Realitas sosial adalah penungkapan tabir
menjadi suatu realitas yang tidak terduga oleh sosiolog dengan mengikuti
aturan-aturan ilmiah dan melakukan pembuktian secara ilmiah dan objektif dengan
pengendalian prasangka pribadi, dan pengamatan tabir secara jeli serta
menghindari penilaian normatif.
Realitas sosial berbeda dari individu biologis
kognitif realitas atau kenyataan, dan terdiri dari prinsip-prinsip sosial yang
diterima dari suatu komunitas. Sebagian ulama seperti John Searle percaya bahwa
realitas sosial dapat dibentuk secara terpisah dari setiap individu atau
ekologi sekitarnya (bertentangan dengan pandangan psikologi persepsi termasuk
JJ Gibson, dan orang-orang yang paling ekologis teori ekonomi) . Yang paling
terkenal prinsip realitas sosial adalah “kebohongan besar”, yang menyatakan
bahwa kebohongan yang luar biasa lebih mudah untuk meyakinkan orang-orang yang
kurang heboh daripada kebenaran. Banyak contoh dari politik dan teologi, e.g.
klaim bahwa Kaisar Romawi ternyata adalah seorang “dewa”, menunjukkan bahwa
prinsip ini dikenal dengan efektif propagandis dari awal kali, dan terus
diterapkan hingga hari ini, misalnya model propaganda Noam Chomsky dan Edward
S. Herman, yang mendukung ‘kebohongan besar’ tesis dengan lebih spesifik.
Masalah realitas sosial telah diperlakukan secara mendalam oleh para filsuf
dalam tradisi fenomenologis, terutama Alfred Schütz, yang menggunakan istilah
dunia sosial untuk menunjuk ini tingkat realitas yang berbeda. Sebelumnya,
subjek telah dibahas dalam sosiologi serta disiplin ilmu lainnya. Herbert
Spencer, misalnya, istilah super-organik untuk membedakan tingkat sosial
realitas di atas biologis dan psikologis
Saat ini, berdasarkan realitas yang ada, sudah
jelas bahwa kita berada pada gelombang ketiga, dimana kita hidup di zaman yang
ditopang oleh kemajuan teknologi informasi yang memicu terjadinya ledakan
informasi. Ledakan informasi yang terjadi membawa berubahan besar dalam
kehidupan umat manusia. Kita telah mengalami masa peralih dari masyarakat
industri menjadi masyarakat informasi.Contoh realitas sosial adalah konflik,
kematian, proses hukum, kriminalitas, olah raga, seni budaya, krisis ekonomi
dan lain-lain. Sedangkan realitas personal contohnya adalah mimpi dan hal-hal
privacy lainnya yang tidak diperkenankan menjadi bahan dasar penulisan berita.
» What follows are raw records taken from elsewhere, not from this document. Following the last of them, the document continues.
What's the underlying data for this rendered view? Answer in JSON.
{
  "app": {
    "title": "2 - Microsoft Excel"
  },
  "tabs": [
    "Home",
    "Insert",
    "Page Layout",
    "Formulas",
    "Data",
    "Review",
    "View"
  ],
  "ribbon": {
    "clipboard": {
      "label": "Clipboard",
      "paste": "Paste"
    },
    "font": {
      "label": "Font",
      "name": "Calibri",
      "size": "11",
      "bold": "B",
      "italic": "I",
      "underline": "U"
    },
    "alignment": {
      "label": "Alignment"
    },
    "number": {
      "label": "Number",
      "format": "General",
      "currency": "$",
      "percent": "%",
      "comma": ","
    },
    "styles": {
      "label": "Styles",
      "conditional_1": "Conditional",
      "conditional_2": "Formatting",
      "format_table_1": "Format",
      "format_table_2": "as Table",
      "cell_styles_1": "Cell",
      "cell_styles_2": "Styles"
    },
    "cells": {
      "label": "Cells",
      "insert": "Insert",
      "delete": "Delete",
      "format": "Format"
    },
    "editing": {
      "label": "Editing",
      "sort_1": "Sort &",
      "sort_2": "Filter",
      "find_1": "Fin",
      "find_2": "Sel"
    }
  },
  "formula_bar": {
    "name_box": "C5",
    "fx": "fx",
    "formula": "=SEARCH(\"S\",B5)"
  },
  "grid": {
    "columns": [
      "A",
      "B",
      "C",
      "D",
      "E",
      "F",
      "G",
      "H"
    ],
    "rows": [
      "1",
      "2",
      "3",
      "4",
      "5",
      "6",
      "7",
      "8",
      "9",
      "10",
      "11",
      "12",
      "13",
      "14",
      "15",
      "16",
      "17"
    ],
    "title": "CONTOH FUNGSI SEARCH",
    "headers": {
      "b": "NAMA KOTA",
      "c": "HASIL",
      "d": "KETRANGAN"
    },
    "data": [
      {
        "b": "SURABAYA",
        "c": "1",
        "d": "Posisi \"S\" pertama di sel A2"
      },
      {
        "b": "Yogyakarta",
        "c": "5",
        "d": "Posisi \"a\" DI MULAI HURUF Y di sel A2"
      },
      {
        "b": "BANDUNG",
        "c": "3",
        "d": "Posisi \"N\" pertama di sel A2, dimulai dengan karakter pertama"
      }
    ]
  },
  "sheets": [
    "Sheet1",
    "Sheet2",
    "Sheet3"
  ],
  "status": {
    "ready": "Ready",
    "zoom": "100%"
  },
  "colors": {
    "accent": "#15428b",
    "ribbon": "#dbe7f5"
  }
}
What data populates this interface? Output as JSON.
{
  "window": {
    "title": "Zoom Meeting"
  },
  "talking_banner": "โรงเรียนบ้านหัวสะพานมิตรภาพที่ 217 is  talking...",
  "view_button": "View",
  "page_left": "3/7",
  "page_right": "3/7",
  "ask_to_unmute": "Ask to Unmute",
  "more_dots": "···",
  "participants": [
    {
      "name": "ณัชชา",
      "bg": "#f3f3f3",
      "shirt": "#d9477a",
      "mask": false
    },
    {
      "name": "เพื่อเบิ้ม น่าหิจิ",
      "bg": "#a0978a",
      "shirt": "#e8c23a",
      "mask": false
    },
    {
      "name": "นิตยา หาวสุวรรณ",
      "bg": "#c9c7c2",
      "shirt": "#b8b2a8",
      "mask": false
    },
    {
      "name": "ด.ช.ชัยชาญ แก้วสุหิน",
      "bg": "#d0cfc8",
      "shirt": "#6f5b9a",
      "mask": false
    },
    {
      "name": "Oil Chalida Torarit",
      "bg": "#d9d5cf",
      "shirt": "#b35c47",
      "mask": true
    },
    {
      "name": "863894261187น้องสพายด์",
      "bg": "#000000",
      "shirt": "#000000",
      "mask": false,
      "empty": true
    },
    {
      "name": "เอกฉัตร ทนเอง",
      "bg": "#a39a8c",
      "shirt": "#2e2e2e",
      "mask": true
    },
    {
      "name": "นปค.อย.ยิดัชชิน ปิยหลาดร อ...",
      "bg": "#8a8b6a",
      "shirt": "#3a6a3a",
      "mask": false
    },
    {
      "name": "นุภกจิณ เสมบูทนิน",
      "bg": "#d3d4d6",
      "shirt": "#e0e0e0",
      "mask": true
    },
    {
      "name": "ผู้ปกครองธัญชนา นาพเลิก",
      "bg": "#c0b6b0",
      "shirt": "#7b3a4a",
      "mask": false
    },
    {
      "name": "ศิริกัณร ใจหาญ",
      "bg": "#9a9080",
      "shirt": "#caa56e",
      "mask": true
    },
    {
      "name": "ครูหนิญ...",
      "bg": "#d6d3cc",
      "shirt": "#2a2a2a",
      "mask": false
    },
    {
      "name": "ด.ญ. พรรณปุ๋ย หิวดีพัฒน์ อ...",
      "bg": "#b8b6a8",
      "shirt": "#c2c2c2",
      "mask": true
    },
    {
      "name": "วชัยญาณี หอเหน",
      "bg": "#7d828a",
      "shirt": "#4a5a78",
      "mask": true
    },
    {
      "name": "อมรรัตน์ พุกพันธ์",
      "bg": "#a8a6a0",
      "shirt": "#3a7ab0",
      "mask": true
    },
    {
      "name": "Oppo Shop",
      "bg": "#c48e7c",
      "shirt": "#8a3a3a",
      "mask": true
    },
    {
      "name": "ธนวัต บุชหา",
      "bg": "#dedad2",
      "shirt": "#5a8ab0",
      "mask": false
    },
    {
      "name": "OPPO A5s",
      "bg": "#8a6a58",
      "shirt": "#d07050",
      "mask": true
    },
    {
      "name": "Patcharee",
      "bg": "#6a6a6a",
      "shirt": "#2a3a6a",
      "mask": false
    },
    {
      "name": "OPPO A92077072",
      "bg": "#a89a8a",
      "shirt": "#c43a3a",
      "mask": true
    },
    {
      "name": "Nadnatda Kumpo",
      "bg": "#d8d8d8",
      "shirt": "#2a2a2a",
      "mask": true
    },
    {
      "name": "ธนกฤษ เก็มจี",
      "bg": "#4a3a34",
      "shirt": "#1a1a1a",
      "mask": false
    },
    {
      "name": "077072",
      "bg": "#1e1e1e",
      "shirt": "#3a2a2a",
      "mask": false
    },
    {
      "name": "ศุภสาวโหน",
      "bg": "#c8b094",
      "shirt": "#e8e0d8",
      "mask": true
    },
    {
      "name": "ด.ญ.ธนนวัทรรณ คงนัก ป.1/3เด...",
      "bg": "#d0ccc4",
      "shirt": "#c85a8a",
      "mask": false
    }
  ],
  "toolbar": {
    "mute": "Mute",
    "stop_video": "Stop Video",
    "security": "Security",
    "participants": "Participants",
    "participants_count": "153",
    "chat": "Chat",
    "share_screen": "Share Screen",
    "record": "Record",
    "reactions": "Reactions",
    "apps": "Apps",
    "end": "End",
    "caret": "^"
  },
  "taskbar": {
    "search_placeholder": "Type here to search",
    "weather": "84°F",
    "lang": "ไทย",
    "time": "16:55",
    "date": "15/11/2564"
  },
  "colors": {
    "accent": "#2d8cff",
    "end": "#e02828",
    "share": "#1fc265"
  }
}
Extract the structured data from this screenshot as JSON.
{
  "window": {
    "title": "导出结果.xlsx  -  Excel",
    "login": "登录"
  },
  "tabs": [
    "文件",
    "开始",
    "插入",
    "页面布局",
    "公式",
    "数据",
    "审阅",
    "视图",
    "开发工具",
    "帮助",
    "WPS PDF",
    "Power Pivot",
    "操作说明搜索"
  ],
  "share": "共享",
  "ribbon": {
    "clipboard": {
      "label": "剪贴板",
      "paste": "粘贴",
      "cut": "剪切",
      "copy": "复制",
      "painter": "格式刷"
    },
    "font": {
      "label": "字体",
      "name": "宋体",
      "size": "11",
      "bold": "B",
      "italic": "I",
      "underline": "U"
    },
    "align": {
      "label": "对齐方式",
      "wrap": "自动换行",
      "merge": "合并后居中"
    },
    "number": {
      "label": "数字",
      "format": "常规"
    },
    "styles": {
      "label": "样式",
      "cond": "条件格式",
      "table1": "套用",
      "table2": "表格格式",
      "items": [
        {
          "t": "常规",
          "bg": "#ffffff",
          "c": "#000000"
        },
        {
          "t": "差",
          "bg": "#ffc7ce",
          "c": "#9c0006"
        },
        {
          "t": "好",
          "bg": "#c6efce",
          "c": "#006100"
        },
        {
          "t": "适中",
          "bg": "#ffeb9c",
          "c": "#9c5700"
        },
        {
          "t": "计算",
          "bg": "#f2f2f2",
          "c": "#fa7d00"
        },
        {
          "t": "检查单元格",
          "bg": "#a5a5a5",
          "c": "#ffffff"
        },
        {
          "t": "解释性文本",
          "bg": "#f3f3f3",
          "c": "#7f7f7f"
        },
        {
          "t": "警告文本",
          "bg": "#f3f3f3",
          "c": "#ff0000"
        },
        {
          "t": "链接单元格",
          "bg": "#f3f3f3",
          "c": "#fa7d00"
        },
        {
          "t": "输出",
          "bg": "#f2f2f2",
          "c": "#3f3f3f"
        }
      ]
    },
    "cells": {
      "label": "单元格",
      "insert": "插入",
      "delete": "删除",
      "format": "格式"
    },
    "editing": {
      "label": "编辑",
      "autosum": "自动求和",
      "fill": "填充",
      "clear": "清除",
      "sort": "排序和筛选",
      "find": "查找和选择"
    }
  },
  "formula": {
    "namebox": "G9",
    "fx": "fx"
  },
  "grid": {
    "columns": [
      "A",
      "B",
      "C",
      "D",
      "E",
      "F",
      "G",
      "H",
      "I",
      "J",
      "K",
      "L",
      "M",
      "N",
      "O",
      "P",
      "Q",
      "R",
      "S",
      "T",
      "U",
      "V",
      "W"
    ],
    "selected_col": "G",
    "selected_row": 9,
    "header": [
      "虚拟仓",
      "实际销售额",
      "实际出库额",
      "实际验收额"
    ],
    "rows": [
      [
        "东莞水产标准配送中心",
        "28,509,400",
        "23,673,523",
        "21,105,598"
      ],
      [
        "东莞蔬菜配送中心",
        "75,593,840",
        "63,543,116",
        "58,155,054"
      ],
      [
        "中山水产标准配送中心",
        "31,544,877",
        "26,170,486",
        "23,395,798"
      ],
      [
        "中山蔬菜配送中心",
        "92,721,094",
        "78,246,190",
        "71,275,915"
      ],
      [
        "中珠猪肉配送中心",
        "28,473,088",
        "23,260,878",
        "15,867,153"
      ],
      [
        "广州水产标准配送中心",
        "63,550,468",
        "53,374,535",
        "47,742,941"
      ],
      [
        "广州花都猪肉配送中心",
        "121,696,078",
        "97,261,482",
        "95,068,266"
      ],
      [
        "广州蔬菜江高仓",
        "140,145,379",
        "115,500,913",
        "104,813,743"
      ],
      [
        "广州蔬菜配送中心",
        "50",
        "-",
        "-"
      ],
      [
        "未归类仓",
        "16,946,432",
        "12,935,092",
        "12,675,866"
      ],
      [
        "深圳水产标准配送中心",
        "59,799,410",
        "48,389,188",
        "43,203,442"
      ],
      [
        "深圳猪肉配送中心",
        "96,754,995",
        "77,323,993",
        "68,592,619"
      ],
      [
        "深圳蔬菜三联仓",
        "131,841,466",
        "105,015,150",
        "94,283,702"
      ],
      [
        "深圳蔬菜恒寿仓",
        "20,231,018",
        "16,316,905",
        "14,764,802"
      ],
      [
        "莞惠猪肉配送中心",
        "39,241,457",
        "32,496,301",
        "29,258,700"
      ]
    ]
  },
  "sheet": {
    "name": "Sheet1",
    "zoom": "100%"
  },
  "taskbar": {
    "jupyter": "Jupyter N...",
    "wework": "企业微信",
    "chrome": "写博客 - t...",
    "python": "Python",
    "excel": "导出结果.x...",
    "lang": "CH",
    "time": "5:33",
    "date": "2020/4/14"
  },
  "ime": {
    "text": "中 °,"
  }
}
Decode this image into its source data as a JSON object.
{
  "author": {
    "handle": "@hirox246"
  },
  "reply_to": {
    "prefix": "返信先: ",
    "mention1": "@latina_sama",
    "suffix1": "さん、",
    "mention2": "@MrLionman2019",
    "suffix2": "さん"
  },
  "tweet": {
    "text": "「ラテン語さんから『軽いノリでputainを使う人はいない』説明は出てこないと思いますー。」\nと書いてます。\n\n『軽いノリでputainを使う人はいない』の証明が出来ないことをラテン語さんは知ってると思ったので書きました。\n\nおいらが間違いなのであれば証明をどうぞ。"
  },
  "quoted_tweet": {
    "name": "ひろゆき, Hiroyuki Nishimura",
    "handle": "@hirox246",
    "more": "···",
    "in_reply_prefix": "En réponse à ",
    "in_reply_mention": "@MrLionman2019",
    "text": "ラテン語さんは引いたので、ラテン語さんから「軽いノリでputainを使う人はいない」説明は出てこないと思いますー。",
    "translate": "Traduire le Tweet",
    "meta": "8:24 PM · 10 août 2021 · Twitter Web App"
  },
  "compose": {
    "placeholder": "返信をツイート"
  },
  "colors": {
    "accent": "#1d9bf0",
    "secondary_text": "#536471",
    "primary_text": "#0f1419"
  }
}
Itu berarti jurnalisme tidak mungkin menjadikan realitas personal sebagai bahan
penulisan berita karena hakikat jurnalisme adalah sosial untuk kepentingan
publik.
Seorang sosiolog harus bisa menyingkap berbagai
tabir dan mengungkap tiap helai tabir menjadi suatu realitas yang tidak
terduga. Syaratnya, sosiolog tersebut harus mengikuti aturan-aturan ilmiah dan
melakukan pembuktian secara ilmiah dan objektif dengan pengendalian prasangka
pribadi, dan pengamatan tabir secara jeli serta menghindari penilaian normatif.
Paradigma fakta sosial memusatkan perhatian terutama kepada realitas sosial
pada tingkatan makro-obyektif dan makro-subyektif. Paradigma definisi sosial
memusatkan perhatian kepada realitas sosial pada tingkatan mikro-subyektif dan
sebagai mikro-obyektif yang tergantung kepada proses-proses mental (tindakan).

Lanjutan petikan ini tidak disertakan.